HRS: Healthcare reform: What's in it for EP?
Passage of the Patient Protection and Affordable Care Act (PPACA) has attempted to reform the health system to focus on patient, but at lower costs. Individual mandates within the act are attempting to work to madate health insurance for all U.S. citizens, but many argue that this is unconstitutional.
Fogel noted that the U.S. Constitution says that “Congress does have the power to regulate commerce among the several states and make all laws necessary and proper for carrying into execution the foregoing powers." However, the big question remains as to whether it is constitutional for Congress to regulate activity and mandate Americans to purchase something to serve a greater national purpose.
Fogel said that this mandate would mean that an additional 30 million people would be insured. This would have a trickle down effect and patients would eventually move from primary care to being treated by specialists, including EPs. Fogel said that this move could have implications including cutting reimbursement for specialties to pay for the influx of primary care patients.
Fogel said that the movement towards health reform is still in progress, the creation of the Independent Payment Advisory Board (IPAB) (part of the PPACA) will be most controversial, but also most important.
The goal of the IPAB will be to decrease CMS expenses to pre-determined levels to keep the Medicare budget on track. The IPAB will hire 15 members. Fogel offered that this initiative is important, he said that he worries that there will be no opportunity for medical professionals to lobby for these budgetary changes or provide oversight to the board.
“It’s an effective tool to control costs but whether it’s the right tool is a different issue,” said Fogel..
"If the IPAB finds no benefit to maintain NSR in atrial fibrillation patients (AFFIRM, RACE trials), what will happen to reimbursement for AF ablation?"

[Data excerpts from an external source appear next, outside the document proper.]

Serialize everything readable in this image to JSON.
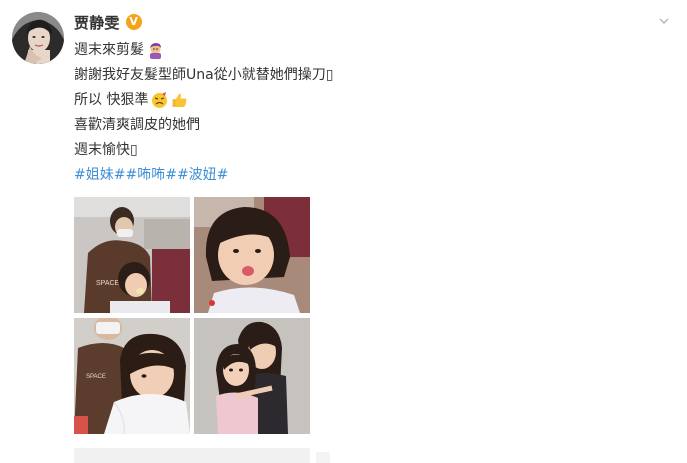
{
  "post": {
    "author": {
      "name": "贾静雯",
      "verified_badge": "V",
      "avatar_icon": "avatar-photo"
    },
    "more_icon": "chevron-down-icon",
    "lines": [
      "週末來剪髮",
      "謝謝我好友髮型師Una從小就替她們操刀▯",
      "所以 快狠準",
      "喜歡清爽調皮的她們",
      "週末愉快▯"
    ],
    "hashtags": [
      "#姐妹#",
      "#咘咘#",
      "#波妞#"
    ],
    "emojis": {
      "line1": "haircut-emoji",
      "line3_a": "strong-face-emoji",
      "line3_b": "thumbs-up-emoji"
    },
    "photos": [
      {
        "name": "photo-haircut-1",
        "icon": "photo"
      },
      {
        "name": "photo-haircut-2",
        "icon": "photo"
      },
      {
        "name": "photo-haircut-3",
        "icon": "photo"
      },
      {
        "name": "photo-sisters",
        "icon": "photo"
      }
    ],
    "colors": {
      "hashtag": "#3e8fd7",
      "badge": "#f7a21b",
      "text": "#333333"
    }
  }
}
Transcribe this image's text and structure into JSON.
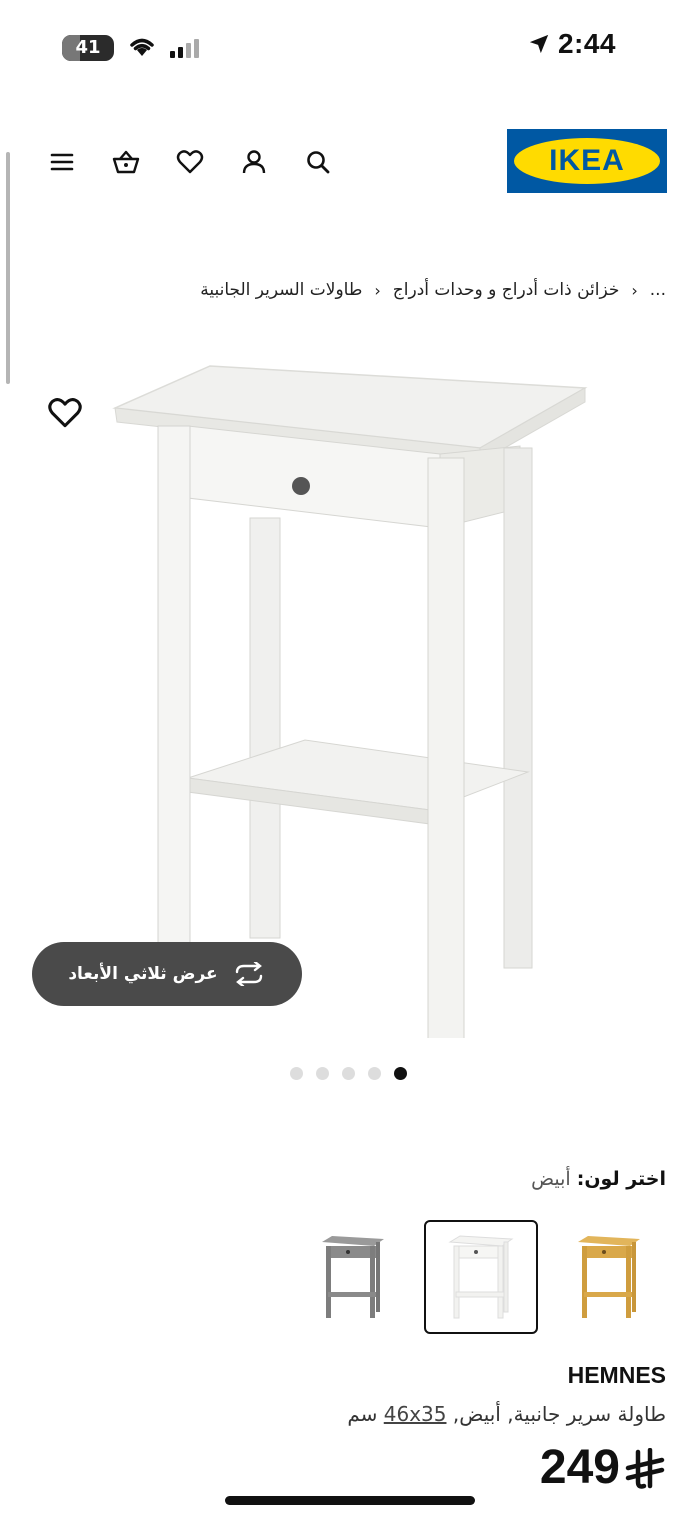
{
  "status_bar": {
    "time": "2:44",
    "battery": "41",
    "icons": [
      "battery-icon",
      "wifi-icon",
      "signal-icon",
      "location-arrow-icon"
    ]
  },
  "header": {
    "logo_text": "IKEA",
    "icons": [
      "search-icon",
      "account-icon",
      "wishlist-icon",
      "cart-icon",
      "menu-icon"
    ],
    "colors": {
      "logo_blue": "#0058a3",
      "logo_yellow": "#ffdb00"
    }
  },
  "breadcrumb": {
    "ellipsis": "...",
    "items": [
      "خزائن ذات أدراج و وحدات أدراج",
      "طاولات السرير الجانبية"
    ]
  },
  "gallery": {
    "view_3d_label": "عرض ثلاثي الأبعاد",
    "slide_count": 5,
    "active_slide": 1
  },
  "color_select": {
    "label": "اختر لون:",
    "selected_value": "أبيض",
    "options": [
      {
        "name": "yellow-brown",
        "color": "#d9a84a"
      },
      {
        "name": "white",
        "color": "#f4f4f2"
      },
      {
        "name": "grey",
        "color": "#8a8a8a"
      }
    ],
    "selected_index": 1
  },
  "product": {
    "brand": "HEMNES",
    "description": "طاولة سرير جانبية, أبيض,",
    "dimensions": "46x35",
    "unit": "سم",
    "price": "249",
    "currency_icon": "saudi-riyal-icon"
  }
}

Additionally, Fogel touched unon the advantages and possibilities of integrating accountable care organizations (ACOs).
While Fogel said this shared-savings model will “encourage investment in infrastructure and redesigned care processes to achieve high healthcare quality and efficient services deliver,” he offered that the ACO may be good in theory but not be the right structure.

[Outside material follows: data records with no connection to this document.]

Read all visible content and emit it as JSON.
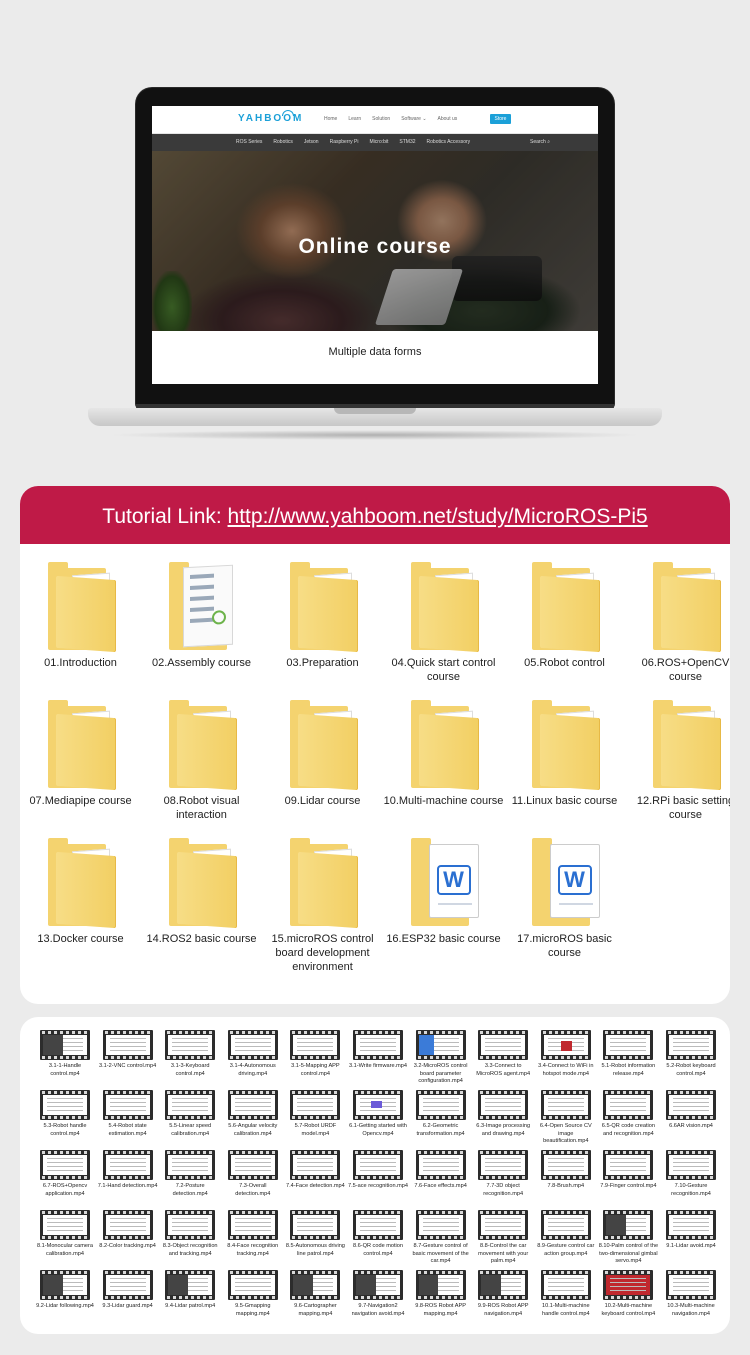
{
  "laptop": {
    "logo": "YAHBOOM",
    "top_nav": [
      "Home",
      "Learn",
      "Solution",
      "Software ⌄",
      "About us"
    ],
    "store_label": "Store",
    "category_nav": [
      "ROS Series",
      "Robotics",
      "Jetson",
      "Raspberry Pi",
      "Micro:bit",
      "STM32",
      "Robotics Accessory"
    ],
    "search_label": "Search",
    "hero_title": "Online course",
    "section_title": "Multiple data forms"
  },
  "tutorial": {
    "prefix": "Tutorial Link: ",
    "url": "http://www.yahboom.net/study/MicroROS-Pi5",
    "folders": [
      {
        "label": "01.Introduction",
        "kind": "folder"
      },
      {
        "label": "02.Assembly course",
        "kind": "assembly"
      },
      {
        "label": "03.Preparation",
        "kind": "folder"
      },
      {
        "label": "04.Quick start control course",
        "kind": "folder"
      },
      {
        "label": "05.Robot control",
        "kind": "folder"
      },
      {
        "label": "06.ROS+OpenCV course",
        "kind": "folder"
      },
      {
        "label": "07.Mediapipe course",
        "kind": "folder"
      },
      {
        "label": "08.Robot visual interaction",
        "kind": "folder"
      },
      {
        "label": "09.Lidar course",
        "kind": "folder"
      },
      {
        "label": "10.Multi-machine course",
        "kind": "folder"
      },
      {
        "label": "11.Linux basic course",
        "kind": "folder"
      },
      {
        "label": "12.RPi basic setting course",
        "kind": "folder"
      },
      {
        "label": "13.Docker course",
        "kind": "folder"
      },
      {
        "label": "14.ROS2 basic course",
        "kind": "folder"
      },
      {
        "label": "15.microROS control board development environment",
        "kind": "folder"
      },
      {
        "label": "16.ESP32 basic course",
        "kind": "word"
      },
      {
        "label": "17.microROS basic course",
        "kind": "word"
      }
    ]
  },
  "videos": [
    {
      "label": "3.1-1-Handle control.mp4",
      "style": "dark"
    },
    {
      "label": "3.1-2-VNC control.mp4",
      "style": "plain"
    },
    {
      "label": "3.1-3-Keyboard control.mp4",
      "style": "plain"
    },
    {
      "label": "3.1-4-Autonomous driving.mp4",
      "style": "plain"
    },
    {
      "label": "3.1-5-Mapping APP control.mp4",
      "style": "plain"
    },
    {
      "label": "3.1-Write firmware.mp4",
      "style": "plain"
    },
    {
      "label": "3.2-MicroROS control board parameter configuration.mp4",
      "style": "blue"
    },
    {
      "label": "3.3-Connect to MicroROS agent.mp4",
      "style": "plain"
    },
    {
      "label": "3.4-Connect to WiFi in hotspot mode.mp4",
      "style": "red"
    },
    {
      "label": "5.1-Robot information release.mp4",
      "style": "plain"
    },
    {
      "label": "5.2-Robot keyboard control.mp4",
      "style": "plain"
    },
    {
      "label": "5.3-Robot handle control.mp4",
      "style": "plain"
    },
    {
      "label": "5.4-Robot state estimation.mp4",
      "style": "plain"
    },
    {
      "label": "5.5-Linear speed calibration.mp4",
      "style": "plain"
    },
    {
      "label": "5.6-Angular velocity calibration.mp4",
      "style": "plain"
    },
    {
      "label": "5.7-Robot URDF model.mp4",
      "style": "plain"
    },
    {
      "label": "6.1-Getting started with Opencv.mp4",
      "style": "purple"
    },
    {
      "label": "6.2-Geometric transformation.mp4",
      "style": "plain"
    },
    {
      "label": "6.3-Image processing and drawing.mp4",
      "style": "plain"
    },
    {
      "label": "6.4-Open Source CV image beautification.mp4",
      "style": "plain"
    },
    {
      "label": "6.5-QR code creation and recognition.mp4",
      "style": "plain"
    },
    {
      "label": "6.6AR vision.mp4",
      "style": "plain"
    },
    {
      "label": "6.7-ROS+Opencv application.mp4",
      "style": "plain"
    },
    {
      "label": "7.1-Hand detection.mp4",
      "style": "plain"
    },
    {
      "label": "7.2-Posture detection.mp4",
      "style": "plain"
    },
    {
      "label": "7.3-Overall detection.mp4",
      "style": "plain"
    },
    {
      "label": "7.4-Face detection.mp4",
      "style": "plain"
    },
    {
      "label": "7.5-ace recognition.mp4",
      "style": "plain"
    },
    {
      "label": "7.6-Face effects.mp4",
      "style": "plain"
    },
    {
      "label": "7.7-3D object recognition.mp4",
      "style": "plain"
    },
    {
      "label": "7.8-Brush.mp4",
      "style": "plain"
    },
    {
      "label": "7.9-Finger control.mp4",
      "style": "plain"
    },
    {
      "label": "7.10-Gesture recognition.mp4",
      "style": "plain"
    },
    {
      "label": "8.1-Monocular camera calibration.mp4",
      "style": "plain"
    },
    {
      "label": "8.2-Color tracking.mp4",
      "style": "plain"
    },
    {
      "label": "8.3-Object recognition and tracking.mp4",
      "style": "plain"
    },
    {
      "label": "8.4-Face recognition tracking.mp4",
      "style": "plain"
    },
    {
      "label": "8.5-Autonomous driving line patrol.mp4",
      "style": "plain"
    },
    {
      "label": "8.6-QR code motion control.mp4",
      "style": "plain"
    },
    {
      "label": "8.7-Gesture control of basic movement of the car.mp4",
      "style": "plain"
    },
    {
      "label": "8.8-Control the car movement with your palm.mp4",
      "style": "plain"
    },
    {
      "label": "8.9-Gesture control car action group.mp4",
      "style": "plain"
    },
    {
      "label": "8.10-Palm control of the two-dimensional gimbal servo.mp4",
      "style": "dark"
    },
    {
      "label": "9.1-Lidar avoid.mp4",
      "style": "plain"
    },
    {
      "label": "9.2-Lidar following.mp4",
      "style": "dark"
    },
    {
      "label": "9.3-Lidar guard.mp4",
      "style": "plain"
    },
    {
      "label": "9.4-Lidar patrol.mp4",
      "style": "dark"
    },
    {
      "label": "9.5-Gmapping mapping.mp4",
      "style": "plain"
    },
    {
      "label": "9.6-Cartographer mapping.mp4",
      "style": "dark"
    },
    {
      "label": "9.7-Navigation2 navigation avoid.mp4",
      "style": "dark"
    },
    {
      "label": "9.8-ROS Robot APP mapping.mp4",
      "style": "dark"
    },
    {
      "label": "9.9-ROS Robot APP navigation.mp4",
      "style": "dark"
    },
    {
      "label": "10.1-Multi-machine handle control.mp4",
      "style": "plain"
    },
    {
      "label": "10.2-Multi-machine keyboard control.mp4",
      "style": "redfull"
    },
    {
      "label": "10.3-Multi-machine navigation.mp4",
      "style": "plain"
    }
  ]
}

“The government will formalize ACOs as a legal entity and facilities will have to agree to a minimum of three years of participation.” Fogel questioned whether less costly, “better” care is really achievable in this three-year time period.

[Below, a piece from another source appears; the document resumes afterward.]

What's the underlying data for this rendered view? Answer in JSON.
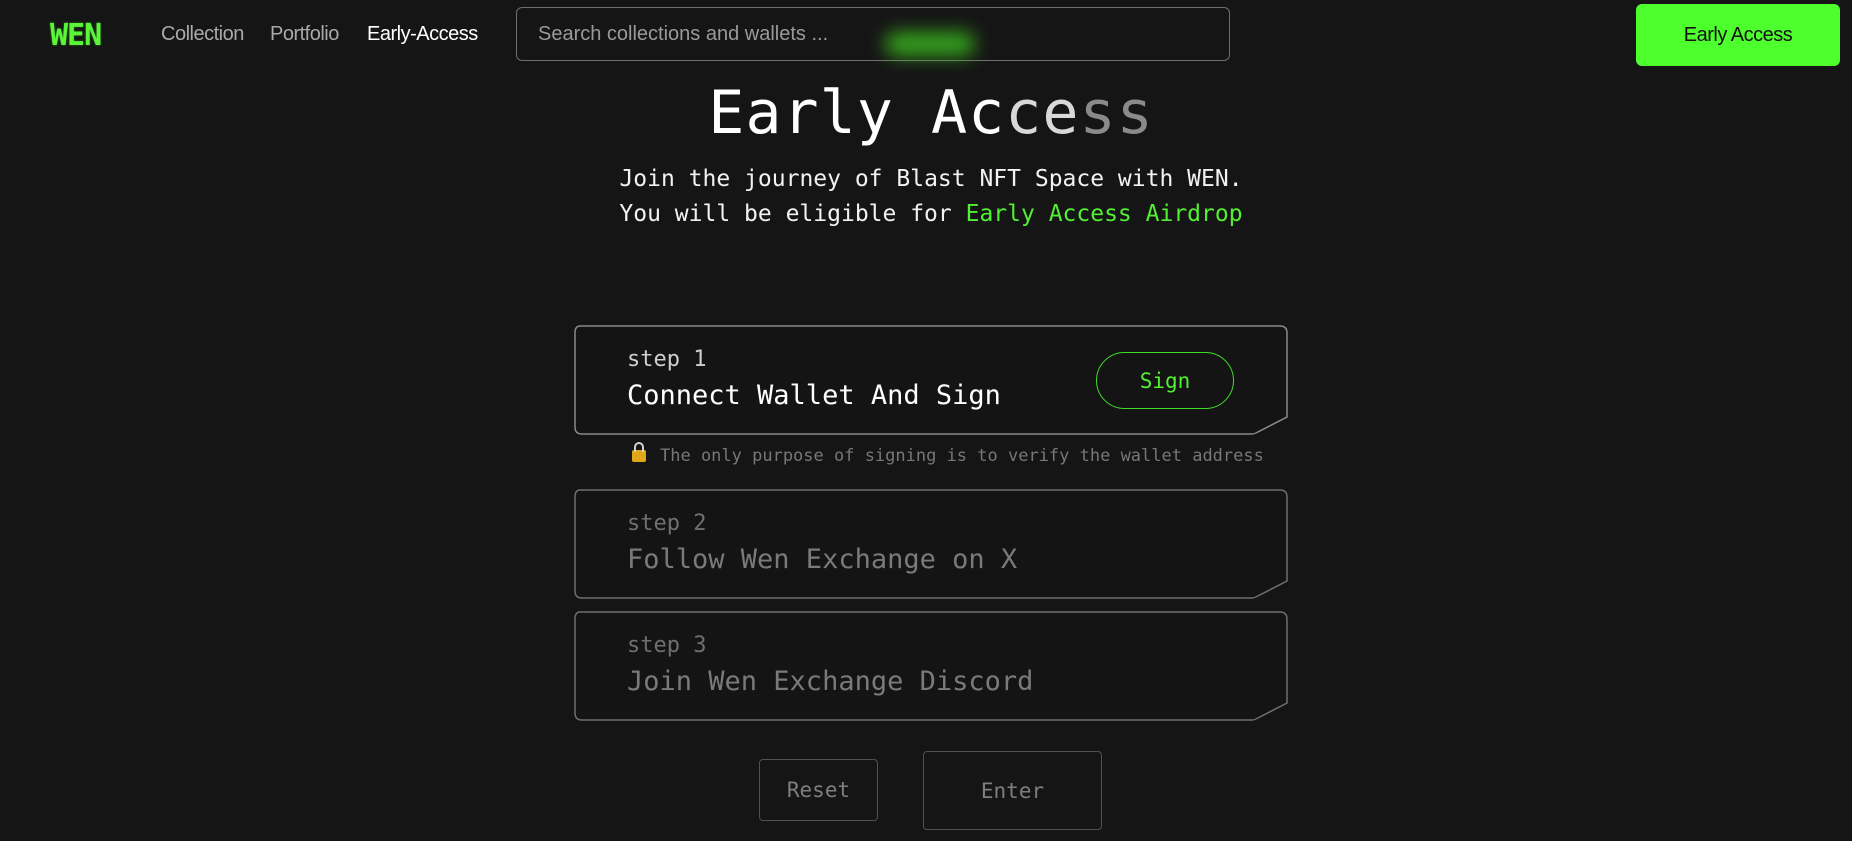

This ACO model will put a massive amount of pressure on the spending concept surrounding population disease management he said. For EP, will it be more cost-effective to treat a patient with supraventricular tachycardia with long-term pharmacological drugs or with curative ablation? “These are the questions we will need to start asking in the field of EP.”
Fogel concluded: “This is a very dynamic healthcare environment with a lot of unknowns and while I am not sure what the picture will look like in the next five years one thing is for certain, healthcare in the U.S. will be forever different.”